360-degree Holograms: They're coming sooner than you think!

Admin | Published 2016-10-20 01:00
Princess Leia's hologram moment is one step closer to reality. A group of South Korean researchers have developed new technology to help establish full 360-degree Holograms. If this venture is successful, we might finally see actual holograms in their 3D, full-size and true-color glory!

Star Wars Hologram (from Tumblr)

Youngjum Lim and his team from South Korea pointed out that while their new technology has big impacts on a lot of fields, the process is pretty daunting. It involves compressing an electronic device to be small enough for a table top. However, it has to be powerful enough to render full-surround 3D images. The 360-degree Holograms must be viewable without special glasses and aid. While Lim and his team were able to make prototypes, the cost to mass-produce their technology is daunting.

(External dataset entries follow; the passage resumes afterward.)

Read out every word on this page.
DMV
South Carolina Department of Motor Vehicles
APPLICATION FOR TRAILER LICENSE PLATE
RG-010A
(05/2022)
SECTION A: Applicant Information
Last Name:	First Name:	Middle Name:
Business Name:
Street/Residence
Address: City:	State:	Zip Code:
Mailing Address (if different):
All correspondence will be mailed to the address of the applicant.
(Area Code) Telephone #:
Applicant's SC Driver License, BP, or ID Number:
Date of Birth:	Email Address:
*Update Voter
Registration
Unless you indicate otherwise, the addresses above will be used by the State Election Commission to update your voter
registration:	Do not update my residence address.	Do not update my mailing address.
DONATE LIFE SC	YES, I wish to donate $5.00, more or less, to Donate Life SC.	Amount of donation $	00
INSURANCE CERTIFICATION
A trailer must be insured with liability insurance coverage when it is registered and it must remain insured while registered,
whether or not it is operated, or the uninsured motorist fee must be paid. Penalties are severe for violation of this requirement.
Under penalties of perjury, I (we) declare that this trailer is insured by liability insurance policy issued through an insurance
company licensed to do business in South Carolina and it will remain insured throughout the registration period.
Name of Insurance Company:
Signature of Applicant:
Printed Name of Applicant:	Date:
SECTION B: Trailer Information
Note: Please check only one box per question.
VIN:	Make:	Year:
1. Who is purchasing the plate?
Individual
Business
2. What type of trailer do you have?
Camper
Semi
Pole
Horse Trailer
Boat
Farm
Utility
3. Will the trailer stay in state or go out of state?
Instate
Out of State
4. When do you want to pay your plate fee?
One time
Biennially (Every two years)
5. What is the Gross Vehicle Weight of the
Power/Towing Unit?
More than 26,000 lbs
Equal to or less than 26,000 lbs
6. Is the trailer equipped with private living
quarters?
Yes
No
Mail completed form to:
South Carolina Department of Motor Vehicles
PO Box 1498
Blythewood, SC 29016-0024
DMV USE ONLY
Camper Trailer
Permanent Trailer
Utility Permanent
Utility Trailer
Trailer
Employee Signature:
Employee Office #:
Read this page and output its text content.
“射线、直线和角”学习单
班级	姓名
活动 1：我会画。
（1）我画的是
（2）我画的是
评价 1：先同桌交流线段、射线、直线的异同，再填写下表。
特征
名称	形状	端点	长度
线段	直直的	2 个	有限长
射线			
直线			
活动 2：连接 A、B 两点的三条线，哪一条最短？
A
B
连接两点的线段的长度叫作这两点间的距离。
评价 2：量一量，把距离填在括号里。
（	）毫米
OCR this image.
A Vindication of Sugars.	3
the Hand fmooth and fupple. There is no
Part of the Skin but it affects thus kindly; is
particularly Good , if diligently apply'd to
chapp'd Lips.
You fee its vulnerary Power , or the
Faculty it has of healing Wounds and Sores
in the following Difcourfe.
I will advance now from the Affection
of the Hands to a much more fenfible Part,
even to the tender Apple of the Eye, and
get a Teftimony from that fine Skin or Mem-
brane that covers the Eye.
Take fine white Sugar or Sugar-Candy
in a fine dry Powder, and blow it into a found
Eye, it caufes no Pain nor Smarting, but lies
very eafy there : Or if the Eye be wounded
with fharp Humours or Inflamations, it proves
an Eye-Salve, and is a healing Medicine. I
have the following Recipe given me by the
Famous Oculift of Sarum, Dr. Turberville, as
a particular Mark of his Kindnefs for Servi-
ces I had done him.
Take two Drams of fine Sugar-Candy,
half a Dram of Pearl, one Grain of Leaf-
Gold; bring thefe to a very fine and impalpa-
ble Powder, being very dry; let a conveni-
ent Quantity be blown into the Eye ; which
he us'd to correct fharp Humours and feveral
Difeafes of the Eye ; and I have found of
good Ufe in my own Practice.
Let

Hologram Sample (from Tumblr)

Lim said the future of 360-degree Holograms must be commercial available, spatially light but is still capable of fulfilling its functions. His team is currently developing a window design for a tabletop. A virtual hologram can make a viewing window, and is aided by parabolic mirrors. However, their current models still have visual distortion, which they hope to fix in the future. Regardless, Lim said they are able to make 3.2-inch 360-degree Holograms that are viewable on any angle.

Iron Man Hologram (from Tumblr)


Future of 360-degree Holograms

Lim and his team's 360-degree Holograms are currently greenish in color. The problem with color will hopefully be solved soon. While we may not be able to communicate with fellow Jedi and Sith soon, this progress is stellar.

Hunger Games: Catching Fire Hologram (from Giphy)

The arrival of virtual reality in gaming and this progress in in 3D technology means we can combine the two in the future. This technology could be used not just in gaming, but also in fields such as the military, medicine and even advertising. Lim and his team's research is currently published in the Optics Express from The Optical Society.